Applying Recreational Mathematics to Secure Multiparty Computation

Hal Finney hal at finney.org
Wed Sep 26 16:13:31 EDT 2007


Saqib Ali writes:
> This is interesting:
> http://tinyurl.com/2zko7n
>
> Abstract
> The problem of a mice traveling through a maze is well known....
>
> The problem finds its origin in the problem of secure multiparty computation....

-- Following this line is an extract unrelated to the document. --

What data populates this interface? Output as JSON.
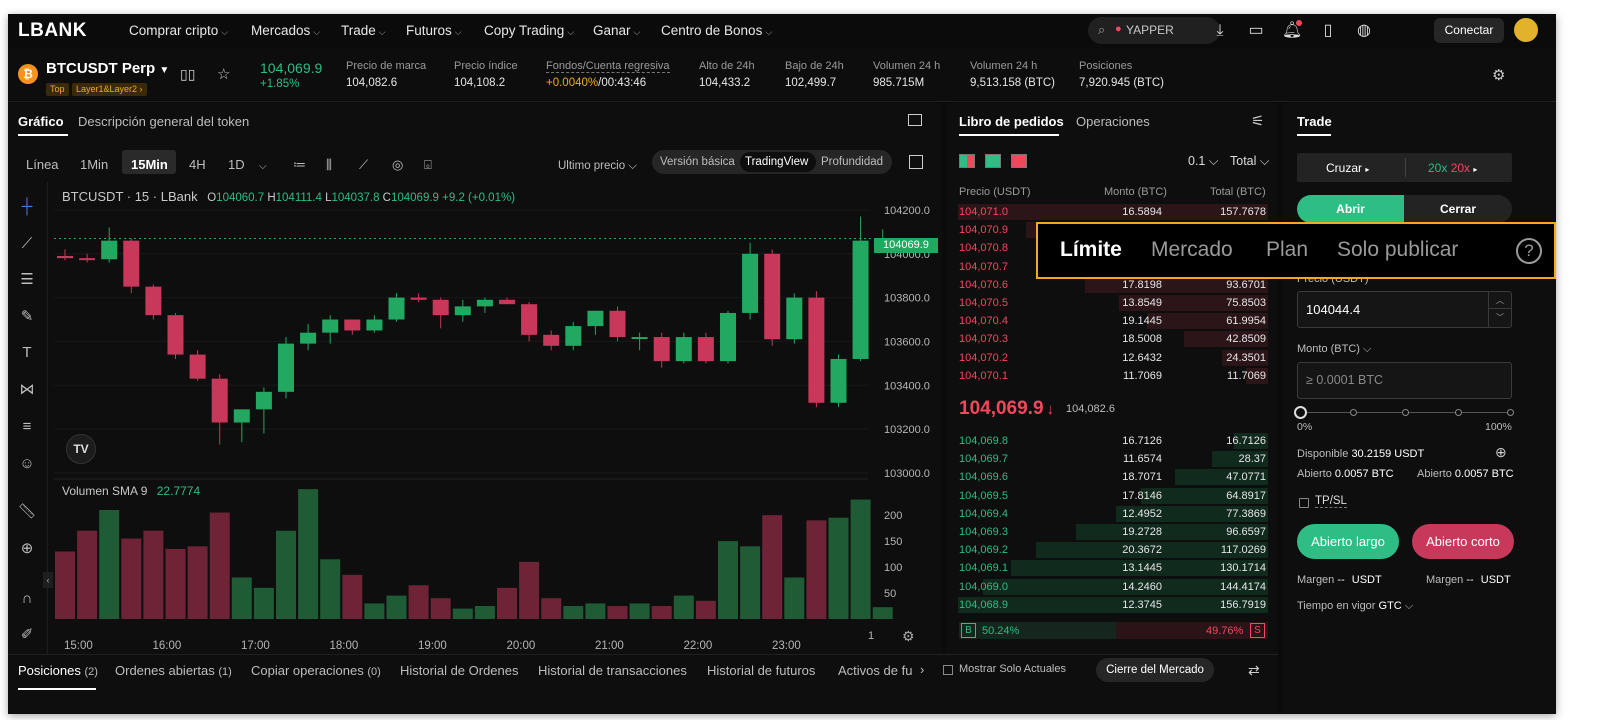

This was presented at Crypto this year. It was interesting that they were
able to reduce this secure MPC problem to a very concrete graph coloring
question. However they did not include the motivating example about the
doctor visit, and just presented it in terms of MPC over non-abelian
groups. I had the impression at the time that it was a pretty abstract
problem. It's not clear to me how the doctor problem can be expressed
as a non-abelian group operation.

The one thing I understood from the talk is that the abelian group case
(commutative and associative) is trivial. You want to do Z = X op Y, so
you break X up into shares such that X = X1 op X2 op ... Xn and the same
for Y1..Yn. Then the first guy does Z1 = X1 op Y1, and so on, and they
all combine their results: Z = Z1 op Z2 op ... Zn. This trivially gets
the right answer, but it doesn't work with non-abelian groups because
you can't rearrange the terms. So they build a graph that shows how
shares get joined, and that eventually leads to their coloring problem.